Farmers could end up having to follow Common Agricultural Policy (CAP) rules with no guarantee of receiving direct payments if the Brexit transition period is extended.
Last week, the Prime Minister said she was ‘ready to consider’ extending the transition period by a year, to the end of 2021, to break the deadlock in talks.
The UK will have no representation in the European Parliament or the Commission during the transition, and has had no input into the latest round of CAP reform.
But EU official Tom Tynan, who is part of Agriculture Commissioner Phil Hogan’s team, has warned the UK will be expected to follow CAP rules and pay into the CAP budget through any extended transition.

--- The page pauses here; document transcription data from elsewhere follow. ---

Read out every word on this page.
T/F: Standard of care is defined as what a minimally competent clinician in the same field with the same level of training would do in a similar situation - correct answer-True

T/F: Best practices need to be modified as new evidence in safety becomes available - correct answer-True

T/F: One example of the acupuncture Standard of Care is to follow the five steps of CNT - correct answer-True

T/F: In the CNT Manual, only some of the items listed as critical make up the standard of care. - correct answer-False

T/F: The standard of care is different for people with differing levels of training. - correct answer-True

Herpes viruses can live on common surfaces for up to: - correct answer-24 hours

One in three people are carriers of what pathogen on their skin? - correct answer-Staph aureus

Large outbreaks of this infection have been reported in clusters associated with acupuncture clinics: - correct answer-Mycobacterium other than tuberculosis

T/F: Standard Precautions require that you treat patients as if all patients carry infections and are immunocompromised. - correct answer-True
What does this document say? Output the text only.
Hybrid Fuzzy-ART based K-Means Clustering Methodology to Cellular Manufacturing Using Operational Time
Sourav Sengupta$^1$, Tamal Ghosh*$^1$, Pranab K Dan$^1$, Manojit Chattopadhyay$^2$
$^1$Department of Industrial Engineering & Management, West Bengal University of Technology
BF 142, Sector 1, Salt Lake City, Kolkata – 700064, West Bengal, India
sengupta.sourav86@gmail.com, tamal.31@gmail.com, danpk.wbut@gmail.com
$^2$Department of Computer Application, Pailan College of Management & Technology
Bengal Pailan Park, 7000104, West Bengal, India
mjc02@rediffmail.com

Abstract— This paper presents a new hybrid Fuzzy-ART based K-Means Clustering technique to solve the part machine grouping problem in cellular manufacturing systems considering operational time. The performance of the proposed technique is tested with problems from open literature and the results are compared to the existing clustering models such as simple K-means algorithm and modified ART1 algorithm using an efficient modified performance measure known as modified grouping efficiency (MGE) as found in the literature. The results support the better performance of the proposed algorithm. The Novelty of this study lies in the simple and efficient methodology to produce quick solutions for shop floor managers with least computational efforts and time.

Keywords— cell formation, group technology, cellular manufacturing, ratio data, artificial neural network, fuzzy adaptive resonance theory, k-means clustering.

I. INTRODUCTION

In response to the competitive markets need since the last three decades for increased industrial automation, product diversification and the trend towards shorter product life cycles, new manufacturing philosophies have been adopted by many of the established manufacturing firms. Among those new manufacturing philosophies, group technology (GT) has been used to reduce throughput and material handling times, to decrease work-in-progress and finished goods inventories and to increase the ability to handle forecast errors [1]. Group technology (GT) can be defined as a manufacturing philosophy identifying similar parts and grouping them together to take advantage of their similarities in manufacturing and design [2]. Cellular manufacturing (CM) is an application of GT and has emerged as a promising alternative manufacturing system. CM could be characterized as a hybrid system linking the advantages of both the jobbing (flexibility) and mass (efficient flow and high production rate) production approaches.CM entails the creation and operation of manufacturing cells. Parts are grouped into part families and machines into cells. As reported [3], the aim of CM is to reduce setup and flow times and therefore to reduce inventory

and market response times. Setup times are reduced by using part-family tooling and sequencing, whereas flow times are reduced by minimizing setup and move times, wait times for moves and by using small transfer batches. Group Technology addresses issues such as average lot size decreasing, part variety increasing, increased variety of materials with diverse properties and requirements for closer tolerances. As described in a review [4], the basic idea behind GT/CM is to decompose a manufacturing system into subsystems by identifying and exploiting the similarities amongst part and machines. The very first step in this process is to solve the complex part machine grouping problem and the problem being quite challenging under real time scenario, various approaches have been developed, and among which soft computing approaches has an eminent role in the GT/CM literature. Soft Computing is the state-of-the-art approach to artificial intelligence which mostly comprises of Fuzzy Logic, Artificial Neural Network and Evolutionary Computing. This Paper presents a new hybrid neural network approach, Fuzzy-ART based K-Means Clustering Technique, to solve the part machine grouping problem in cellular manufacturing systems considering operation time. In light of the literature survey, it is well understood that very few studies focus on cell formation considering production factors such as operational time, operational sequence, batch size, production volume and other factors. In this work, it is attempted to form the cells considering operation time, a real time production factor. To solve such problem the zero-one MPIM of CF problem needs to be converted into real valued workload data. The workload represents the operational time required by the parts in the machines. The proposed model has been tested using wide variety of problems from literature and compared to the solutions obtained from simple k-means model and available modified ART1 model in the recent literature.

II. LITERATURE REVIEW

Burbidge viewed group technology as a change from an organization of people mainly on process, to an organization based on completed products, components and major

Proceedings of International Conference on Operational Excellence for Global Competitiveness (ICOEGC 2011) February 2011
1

Responding to a question from Farmers Guardian at a London Brexit conference hosted by the NFU and other European farming groups on October 25, he said: “The Prime Minister has looked for this [a transition extension]. She has not had push back from [EU chief negotiator] Michel Barnier.
“While you are in transition, you do abide by the terms and conditions of membership, so you continue to pay and abide by the rules for 33 months, as opposed to 21 months as currently proposed.
“The importance here is to get it right, and if an extra 12 months gives you this, that is how you serve the citizens of this country and the citizens of Europe.”
FG later sought clarity from the Commission on whether UK farmers would continue to receive direct payments during any extended transition period, but a spokesman refused to ‘speculate’ on the possibility.
Work on member state CAP allocations for the next Multi-Annual Financial Framework (MFF) from 2021-2027 is already at an advanced stage.
If the UK was forced to remain in the CAP until the end of 2021, this could throw Defra’s timeline for the introduction of its new Environmental Land Management Scheme off course.
At the moment, its seven-year ‘agricultural transition’, during which direct payments will be phased out, is due to begin in 2021.
The department declined to comment on the potential for an extended transition as ‘negotiations are ongoing’.